Even the Steelers had a tough time defending their home field against the Ravens, needing a Ravens offensive self-destruction to come back from a 21-7 halftime deficit to eventually win 31-24. Truly, the only home team to sufficiently beat down its opponent was the Bears, who beat an 8-9 Seahawks team 35-24.

Having the two top seeds in the playoffs lose looked surprising enough until you look at the Wild Card round when three of the four road teams won. The only home team to advance, you may remember, was the Seahawks who were actually 10-and-a-half point underdogs against the Saints.  

One could argue that the 2010 season is just an outlier until you look at recent postseason history.

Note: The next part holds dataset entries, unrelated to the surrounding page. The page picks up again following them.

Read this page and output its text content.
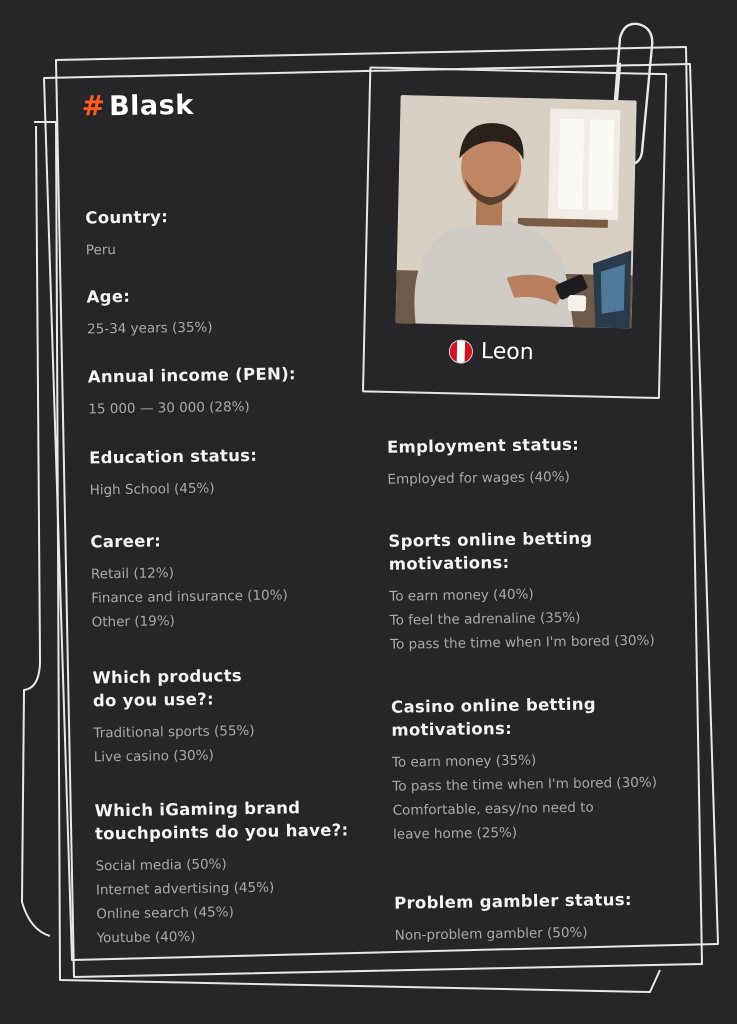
# Blask
Leon
Country:
Peru
Age:
25-34 years (35%)
Annual income (PEN):
15 000 — 30 000 (28%)
Education status:
High School (45%)
Career:
Retail (12%)
Finance and insurance (10%)
Other (19%)
Which products
do you use?:
Traditional sports (55%)
Live casino (30%)
Which iGaming brand
touchpoints do you have?:
Social media (50%)
Internet advertising (45%)
Online search (45%)
Youtube (40%)
Employment status:
Employed for wages (40%)
Sports online betting
motivations:
To earn money (40%)
To feel the adrenaline (35%)
To pass the time when I'm bored (30%)
Casino online betting
motivations:
To earn money (35%)
To pass the time when I'm bored (30%)
Comfortable, easy/no need to
leave home (25%)
Problem gambler status:
Non-problem gambler (50%)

In 2009, road teams went 3-7 in the playoffs including the Jets making another run to the AFC Championship. In 2008, however, road teams went an impressive 5-5, that saw two No. 6 seeds and a No. 4 seed involved in the Championship games. The 2007 playoffs also saw a 5-5 record.  

You have to go back to 2006 to find a season where home field advantage lived up to its billing with the home teams going 8-2. But even in 2005, road teams won six games.  Just in the past six seasons, two teams played and won all their games on the road and eventually won the Super Bowl: the 2005 Steelers and 2007 Giants, a feat that had not been accomplished prior to '05. 

The question is, why do journalists, broadcasters and fans continue to believe that home field advantage is the end all be all? Is it to create irrational hype? Does the league do it because they believe if it's not talked about, people won't go to a game? Or is it just a case of old-habits-die-hard?  

Whatever the case may be, the fact is the adage that having your home fans, home turf and home weather conditions enhance the likelihood of a victory clearly no longer has the same impact. There likely is many reasons why this is the case, but I believe there may be one that is more important than others: free agency.

Over the course of the NFL's history, free agency is still a relatively new concept, really coming into its own over the past 20 years. Prior to this, players would stay in one market their entire career. Today? Someone who played college ball in Miami might start in Buffalo, be traded to San Diego but later sign with Chicago. You no longer have a case where half a team never played a game that was below 32 degrees.  

In the future, fans will undoubtedly cheer their team on in the hopes they will see them go 13-3 get the first seed and vanquish any inferior road team. Likewise, fans of a team that sneaks in with a 10-6 record and plays on the road will often times not like their chances.

But before people get too arrogant, or lose all hope, they need to realize that playing on the road is not nearly as intimidating as it once was. In fact, some now are arguing that playing at home increases that teams pressure to perform. 

In the end, if there was a chance to see my team play at home or on the road, I'd obviously choose the former. However, moving forward, no one should take home field advantage for granted. If anything can be learned from these 2010 playoffs, it is that important lesson.